A single bulk_update_issues call flips both statuses, writes activity rows, and fires the configured alert channels — attributed to MCP rather than to you directly. Provision a new environment:
> Create a staging app in the Acme team, test the DB connection,
  and give me the agent token so I can add it to Render's env vars.

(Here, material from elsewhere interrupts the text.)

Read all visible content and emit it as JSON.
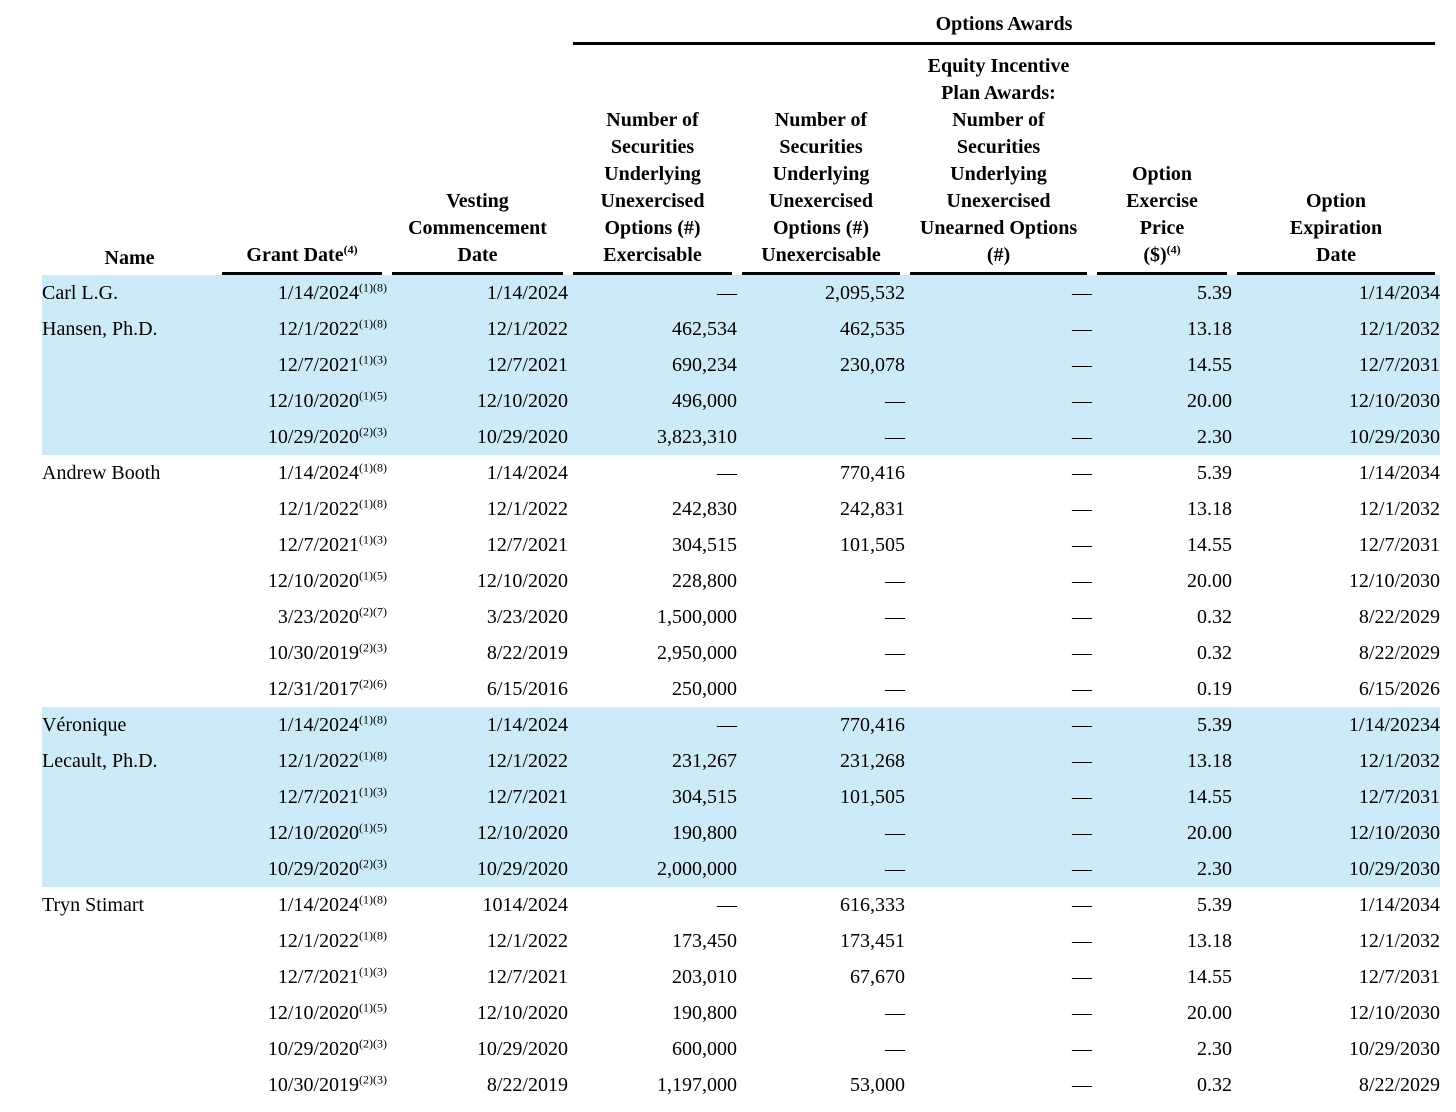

Two platform calls (test_app_connection, create_app) — the agent token comes back once in the response. Retention cleanup:
> How much data would I free up by deleting requests older than
  90 days from the /api/legacy/* routes?
preview_deletion returns per-table row counts. Claude reads them, summarizes, and only invokes destroy_data (with confirm: "YES") after you approve.

Troubleshooting

Most common cause: a stale or mistyped token. Regenerate it in the dashboard and re-add the MCP server. Some clients cache server metadata — remove and re-add the server entry to force a refresh.
The app-id in the URL must match an app your user account has team access to. Copy the ID directly from the Apps page — it’s the last segment of the app detail URL.
Destructive tools require confirm: "YES" (exact string, uppercase, no punctuation). This is deliberate — it prevents a misinterpreted prompt from wiping an app.
Tools flush the app cache, so the dashboard refreshes within its normal polling interval (30s for list pages, 10s for dashboards). If it lingers longer, hard-refresh the browser tab.
The timeline supports filtering by actor_type. MCP-authored actions share the timeline with human ones and are only hidden if the filter excludes them.